Il y aurait alors à nouveau une réflexion à mener sur les conséquences qu’une telle position implique du point de vue des enseignants. N’y a-t-il pas, dans cette violence subie et répliquée, une autre cause très profonde de la désorientation enseignante ? Entre les objectifs officiellement poursuivis par « l’école républicaine » et la réalité des rapports qui s’y jouent, la dissonance n’est-elle pas de nature à créer une inévitable désorientation, et disons même une souffrance, que cette dissonance soit consciente ou non ? Toute analyse, sociologique et/ou politique, gagnerait en tout cas à partir de l’ambivalence de la position enseignante, qui est prise à la fois dans l’équivalent d’un rapport de travail, et dans un rapport pédagogique, rapports dans lesquels les liens de subordination sont inversés. Ce qui permettrait, sociologiquement, de voir comment ces rapports sont articulés et régulés, et forment une trajectoire tendanciellement homogène. Ce qui permettrait aussi, politiquement, de voir comment un rapport peut être enrôlé pour servir un autre, en l’occurrence comment le rapport passablement dégradé aux élèves est utilisé, certes au profit légitime de la cause enseignante dans le cadre de leur rapport de travail face à l’État, mais cependant contre les élèves dans le cadre du rapport pédagogique.

Notes

[1] Cet article mobilise une part des données récoltées dans le cadre d’une enquête de master, réalisée à l’EHESS (Sociologie générale) entre 2018 et 2021, qui a débouché sur la publication de ce mémoire : Corps et Esprit des SES. Esquisse pour une analyse régulationniste du corps enseignant et des programmes de Sciences Économiques et Sociales (2021). Je remercie les co-rédacteurs de la revue, d’une part de l’avoir lu, d’autre part d’y avoir vu un lien avec ce numéro.

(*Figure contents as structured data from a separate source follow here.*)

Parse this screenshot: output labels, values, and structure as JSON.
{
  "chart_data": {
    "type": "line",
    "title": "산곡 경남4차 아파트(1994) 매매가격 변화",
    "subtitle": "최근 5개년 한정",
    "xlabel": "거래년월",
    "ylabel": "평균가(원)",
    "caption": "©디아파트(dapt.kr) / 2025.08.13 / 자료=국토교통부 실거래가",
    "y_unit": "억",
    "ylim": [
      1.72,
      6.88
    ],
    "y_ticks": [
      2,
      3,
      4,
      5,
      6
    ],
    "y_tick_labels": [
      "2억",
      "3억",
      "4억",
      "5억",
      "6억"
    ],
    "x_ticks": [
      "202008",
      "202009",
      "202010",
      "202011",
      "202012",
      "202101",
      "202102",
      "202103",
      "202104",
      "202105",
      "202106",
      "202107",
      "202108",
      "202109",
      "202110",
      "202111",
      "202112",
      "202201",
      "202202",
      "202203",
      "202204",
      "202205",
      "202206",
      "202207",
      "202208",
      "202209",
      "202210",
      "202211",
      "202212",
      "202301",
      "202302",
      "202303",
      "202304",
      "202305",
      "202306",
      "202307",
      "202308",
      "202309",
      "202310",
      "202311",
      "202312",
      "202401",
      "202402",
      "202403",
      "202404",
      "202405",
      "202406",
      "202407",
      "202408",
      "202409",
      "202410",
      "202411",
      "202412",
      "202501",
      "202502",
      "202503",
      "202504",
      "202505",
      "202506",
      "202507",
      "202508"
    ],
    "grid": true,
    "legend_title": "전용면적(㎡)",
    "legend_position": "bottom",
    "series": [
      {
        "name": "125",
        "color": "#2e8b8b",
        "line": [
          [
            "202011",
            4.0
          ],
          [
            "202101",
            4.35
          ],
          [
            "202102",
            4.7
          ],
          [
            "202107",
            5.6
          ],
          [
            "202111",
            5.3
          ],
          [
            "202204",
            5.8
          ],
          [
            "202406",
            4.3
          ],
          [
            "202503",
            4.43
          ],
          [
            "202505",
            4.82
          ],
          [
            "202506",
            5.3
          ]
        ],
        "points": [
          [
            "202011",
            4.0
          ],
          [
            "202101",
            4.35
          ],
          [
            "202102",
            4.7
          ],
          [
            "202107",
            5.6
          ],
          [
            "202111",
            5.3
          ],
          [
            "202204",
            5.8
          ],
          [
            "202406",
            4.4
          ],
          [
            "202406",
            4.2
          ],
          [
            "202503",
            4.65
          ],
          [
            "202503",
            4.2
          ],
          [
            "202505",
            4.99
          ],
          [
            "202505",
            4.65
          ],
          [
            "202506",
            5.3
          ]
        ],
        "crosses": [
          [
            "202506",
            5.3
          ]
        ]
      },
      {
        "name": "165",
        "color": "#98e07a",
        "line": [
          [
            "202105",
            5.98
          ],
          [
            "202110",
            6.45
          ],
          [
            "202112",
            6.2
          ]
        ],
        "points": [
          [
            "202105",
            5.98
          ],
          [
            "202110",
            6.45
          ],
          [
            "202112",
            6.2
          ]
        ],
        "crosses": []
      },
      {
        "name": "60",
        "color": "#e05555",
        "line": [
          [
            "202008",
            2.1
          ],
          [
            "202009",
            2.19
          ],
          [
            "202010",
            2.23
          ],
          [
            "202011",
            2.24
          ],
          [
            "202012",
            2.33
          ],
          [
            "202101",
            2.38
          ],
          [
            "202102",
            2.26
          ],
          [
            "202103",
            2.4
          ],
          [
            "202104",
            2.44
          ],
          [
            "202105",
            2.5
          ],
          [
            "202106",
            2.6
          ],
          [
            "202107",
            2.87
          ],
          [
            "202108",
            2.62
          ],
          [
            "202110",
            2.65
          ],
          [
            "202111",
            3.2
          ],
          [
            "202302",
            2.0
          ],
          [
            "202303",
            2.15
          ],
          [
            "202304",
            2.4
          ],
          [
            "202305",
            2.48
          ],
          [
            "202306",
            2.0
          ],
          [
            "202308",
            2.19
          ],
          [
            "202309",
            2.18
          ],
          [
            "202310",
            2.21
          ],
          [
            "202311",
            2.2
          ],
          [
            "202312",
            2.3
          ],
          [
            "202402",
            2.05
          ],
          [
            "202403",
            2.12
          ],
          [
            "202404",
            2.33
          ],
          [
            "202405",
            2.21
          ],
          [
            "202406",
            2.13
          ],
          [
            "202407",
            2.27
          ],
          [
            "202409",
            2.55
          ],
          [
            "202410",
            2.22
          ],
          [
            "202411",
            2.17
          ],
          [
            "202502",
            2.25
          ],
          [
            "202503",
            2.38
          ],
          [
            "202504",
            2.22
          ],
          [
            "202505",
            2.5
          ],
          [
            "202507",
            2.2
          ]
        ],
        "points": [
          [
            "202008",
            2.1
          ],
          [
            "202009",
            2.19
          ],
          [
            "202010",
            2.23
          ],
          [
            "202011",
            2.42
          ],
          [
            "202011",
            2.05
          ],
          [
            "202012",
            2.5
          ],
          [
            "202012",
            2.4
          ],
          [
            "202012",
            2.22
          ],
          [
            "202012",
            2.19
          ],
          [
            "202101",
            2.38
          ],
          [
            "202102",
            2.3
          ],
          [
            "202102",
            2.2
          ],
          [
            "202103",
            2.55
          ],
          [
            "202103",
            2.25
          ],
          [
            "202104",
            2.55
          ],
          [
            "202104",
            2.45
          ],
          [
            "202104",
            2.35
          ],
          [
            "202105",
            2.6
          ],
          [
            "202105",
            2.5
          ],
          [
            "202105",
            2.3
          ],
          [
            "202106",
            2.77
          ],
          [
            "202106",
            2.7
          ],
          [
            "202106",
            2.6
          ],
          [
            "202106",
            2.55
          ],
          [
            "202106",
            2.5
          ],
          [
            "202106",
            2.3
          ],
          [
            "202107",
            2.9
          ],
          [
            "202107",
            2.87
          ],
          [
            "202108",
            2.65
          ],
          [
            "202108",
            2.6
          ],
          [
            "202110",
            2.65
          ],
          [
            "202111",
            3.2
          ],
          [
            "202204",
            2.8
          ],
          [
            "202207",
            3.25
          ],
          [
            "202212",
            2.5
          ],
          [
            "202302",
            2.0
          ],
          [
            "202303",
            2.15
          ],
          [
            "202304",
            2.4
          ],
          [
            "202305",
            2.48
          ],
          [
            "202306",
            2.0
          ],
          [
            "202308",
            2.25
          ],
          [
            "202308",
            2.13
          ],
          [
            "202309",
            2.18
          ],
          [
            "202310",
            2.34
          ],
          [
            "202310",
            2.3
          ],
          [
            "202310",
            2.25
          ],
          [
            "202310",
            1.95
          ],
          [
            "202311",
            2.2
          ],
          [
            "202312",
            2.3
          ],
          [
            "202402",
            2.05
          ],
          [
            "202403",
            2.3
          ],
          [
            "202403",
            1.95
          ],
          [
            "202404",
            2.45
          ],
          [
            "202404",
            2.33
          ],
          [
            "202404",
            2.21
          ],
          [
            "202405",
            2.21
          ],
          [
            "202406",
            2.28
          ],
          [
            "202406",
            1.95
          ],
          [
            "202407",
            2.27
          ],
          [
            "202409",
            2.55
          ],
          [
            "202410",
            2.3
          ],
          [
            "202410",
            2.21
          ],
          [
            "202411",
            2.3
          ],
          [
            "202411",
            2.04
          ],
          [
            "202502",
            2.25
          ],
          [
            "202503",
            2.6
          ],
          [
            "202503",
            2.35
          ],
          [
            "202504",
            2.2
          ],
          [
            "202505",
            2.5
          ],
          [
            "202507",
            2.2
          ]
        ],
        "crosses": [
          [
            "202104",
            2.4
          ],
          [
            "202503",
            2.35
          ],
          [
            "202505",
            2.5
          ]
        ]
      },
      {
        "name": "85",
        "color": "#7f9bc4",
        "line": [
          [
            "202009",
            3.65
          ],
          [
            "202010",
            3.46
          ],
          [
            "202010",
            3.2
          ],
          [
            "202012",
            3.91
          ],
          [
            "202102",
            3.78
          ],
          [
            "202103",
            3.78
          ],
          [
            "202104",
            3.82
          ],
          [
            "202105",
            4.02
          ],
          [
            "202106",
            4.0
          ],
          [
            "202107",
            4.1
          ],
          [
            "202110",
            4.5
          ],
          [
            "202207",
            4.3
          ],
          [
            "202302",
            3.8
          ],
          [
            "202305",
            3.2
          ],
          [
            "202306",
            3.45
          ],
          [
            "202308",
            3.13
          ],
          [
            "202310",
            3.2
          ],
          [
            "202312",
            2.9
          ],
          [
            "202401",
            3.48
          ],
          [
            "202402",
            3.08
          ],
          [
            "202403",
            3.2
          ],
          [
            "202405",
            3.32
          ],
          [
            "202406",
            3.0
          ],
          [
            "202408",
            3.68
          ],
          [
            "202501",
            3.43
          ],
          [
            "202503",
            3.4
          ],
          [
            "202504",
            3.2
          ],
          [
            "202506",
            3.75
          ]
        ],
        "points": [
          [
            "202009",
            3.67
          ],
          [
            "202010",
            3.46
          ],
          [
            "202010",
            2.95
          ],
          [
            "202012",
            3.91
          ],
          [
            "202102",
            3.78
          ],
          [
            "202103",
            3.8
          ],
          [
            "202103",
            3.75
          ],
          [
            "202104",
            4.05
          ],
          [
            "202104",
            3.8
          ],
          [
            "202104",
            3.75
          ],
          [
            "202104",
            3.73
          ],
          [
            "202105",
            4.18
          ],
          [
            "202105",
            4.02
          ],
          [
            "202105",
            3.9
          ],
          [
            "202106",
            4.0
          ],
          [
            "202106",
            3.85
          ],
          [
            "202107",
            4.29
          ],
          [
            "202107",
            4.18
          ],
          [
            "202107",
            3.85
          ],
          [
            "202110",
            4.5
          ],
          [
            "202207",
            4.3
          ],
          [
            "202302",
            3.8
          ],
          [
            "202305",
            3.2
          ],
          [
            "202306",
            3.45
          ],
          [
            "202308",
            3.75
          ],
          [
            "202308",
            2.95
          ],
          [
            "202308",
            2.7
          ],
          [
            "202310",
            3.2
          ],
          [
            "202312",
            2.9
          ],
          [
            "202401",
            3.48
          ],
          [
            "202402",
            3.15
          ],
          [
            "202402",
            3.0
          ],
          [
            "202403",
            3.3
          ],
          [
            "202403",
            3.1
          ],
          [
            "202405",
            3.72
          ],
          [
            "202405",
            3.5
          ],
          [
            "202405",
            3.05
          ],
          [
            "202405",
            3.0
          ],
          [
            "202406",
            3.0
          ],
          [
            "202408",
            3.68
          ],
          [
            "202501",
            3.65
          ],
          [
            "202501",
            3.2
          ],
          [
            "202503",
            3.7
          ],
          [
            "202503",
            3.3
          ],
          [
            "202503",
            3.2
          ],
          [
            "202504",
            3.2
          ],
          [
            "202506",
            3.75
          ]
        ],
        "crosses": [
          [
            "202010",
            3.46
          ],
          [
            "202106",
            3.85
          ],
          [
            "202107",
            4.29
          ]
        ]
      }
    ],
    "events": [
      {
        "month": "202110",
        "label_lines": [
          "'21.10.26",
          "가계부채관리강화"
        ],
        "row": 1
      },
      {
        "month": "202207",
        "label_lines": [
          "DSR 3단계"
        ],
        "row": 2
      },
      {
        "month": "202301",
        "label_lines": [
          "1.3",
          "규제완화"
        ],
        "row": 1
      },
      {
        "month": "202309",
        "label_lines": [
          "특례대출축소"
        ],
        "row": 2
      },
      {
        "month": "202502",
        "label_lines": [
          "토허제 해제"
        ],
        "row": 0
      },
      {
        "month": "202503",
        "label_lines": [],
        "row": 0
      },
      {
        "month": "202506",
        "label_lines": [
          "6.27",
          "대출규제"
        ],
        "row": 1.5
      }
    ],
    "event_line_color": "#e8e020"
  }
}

Pour clarifier la lecture de l’article, n’ont été retenus que les éléments théoriques strictement nécessaires à la compréhension du développement. Cette soustraction crée d’inévitables lacunes théoriques, que l’encadré théorique a vocation à combler partiellement.

[2] Dans sa première facture (celle du mémoire de 2021), la dimension théorique peut être intégralement rapportée à la Théorie de la Régulation (TR). Ce rapprochement n’ayant pas la force de l’évidence, il importe de préciser qu’à cet égard, c’est le constat, l’intuition de la « régulation » qui est premier, et le recours à la TR qui est second – et non l’inverse. Cette précision faite, il reste évident que le rapprochement suppose une connaissance préalable, même partielle et sommaire, de la théorie en question – sans quoi l’intuition est impossible. En l’occurrence, ce rapprochement a été rendu possible par la fréquentation, simultanément à l’enquête, du séminaire « La Théorie de la Régulation en perspective » organisé – et toujours en place – à l’EHESS. Le passage de l’intuition à la théorie (de la Régulation) est abordé dans l’encadré théorique.